Die ganze Zeit, während Lill mit Bobbi-Schrägstrich-Miss-Rosemary telefonierte, hielt ich die Luft an. Ich wusste nicht genau, was Bobbi sagte – ich konnte nur ein, zwei Wörter aufschnappen, als ihre Stimme höher und lauter wurde und durch den Hörer drang. Doch Lill versuchte keinen Zweifel daran zu lassen, dass wir Kinder gesund und munter und bei ihr und Lester in guten Händen waren. Sie gab den Namen des Motels und unsere Telefonnummer durch.

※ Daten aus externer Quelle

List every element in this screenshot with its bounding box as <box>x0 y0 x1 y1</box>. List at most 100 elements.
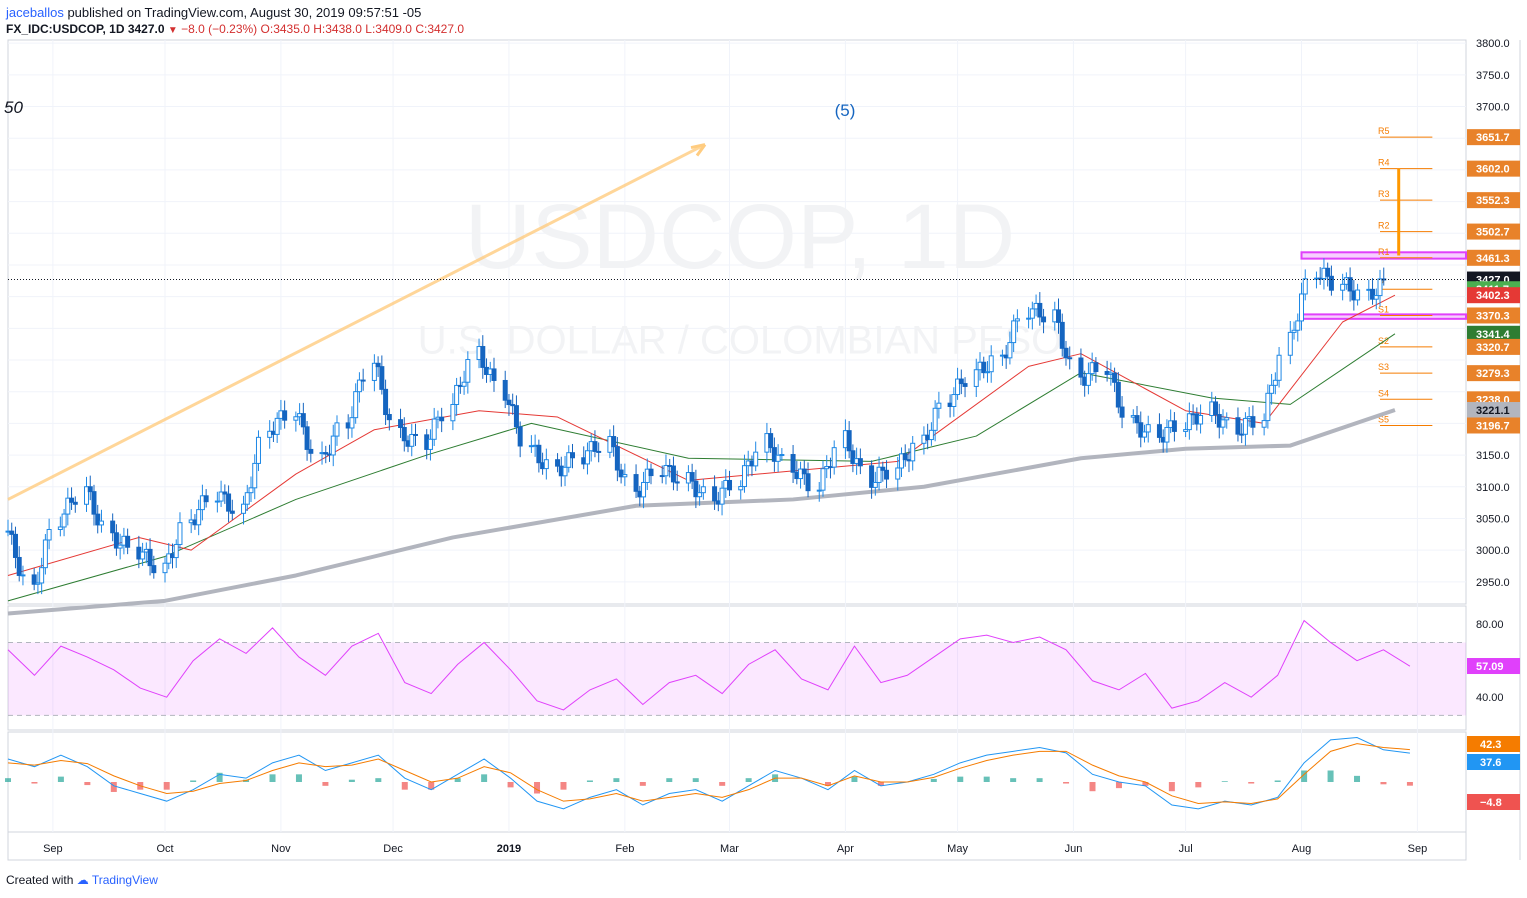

»Wir bringen die Kinder gern nach Haus oder zum Krankenhaus in Salina, Mrs Meeks, es sei denn, Sie möchten lieber kommen und sie hier abholen«, sagte Lill nervös.
Meine Lunge war kurz vorm Platzen. Ich hätte zu gern Bobbis Antwort gehört, sie war wirklich fix im Flunkern, und ich war unschlüssig, ob ich sie für dieses Talent bewundern oder bedauern sollte.
Schließlich wurde das Gespräch ruhiger. »Das ist kein Problem, Ma’am«, sagte Lill. »Dann also bis morgen in Salina.«
»Ja, Ma’am …«
»Vielen Dank, Ma’am …«
»Gott segne Sie auch, Ma’am …«
Ich sah Bobbi genau vor mir, wie sie in dem anderen Zimmer saß und zu Lill mit Miss Rosemarys strenger Stimme »Gott segne Sie« sagte. Ich schüttelte den Kopf, betete, dass Bobbi es nicht zu weit trieb, und hoffte, dass sie das Gespräch jetzt beendete.
Als Lill endlich auflegte, kam wieder Farbe in ihre Wangen.
»Das lief ja besser, als ich gedacht hätte«, sagte sie mit ihrem kleinen Lächeln. »Diese Rosemary scheint eine gute, starke Frau zu sein. Sie wird deine Familie anrufen und ihnen sagen, dass es dir und deinen Brüdern gutgeht, Mibs.«
»Super«, sagte ich halbherzig und fühlte mich mies, so mies wegen unseres Doppelspiels.
Ich hörte, wie die Schlüsselkarte durchs Schloss gezogen wurde, dann ging die Tür auf. Bobbi, Will und Fish kamen hereingetrottet wie drei Katzen, die sich gerade an einem ganzen Schwarm Kanarienvögel gütlich getan haben. Zum Glück war Lill so erleichtert, das Telefongespräch hinter sich zu haben, dass sie es gar nicht bemerkte.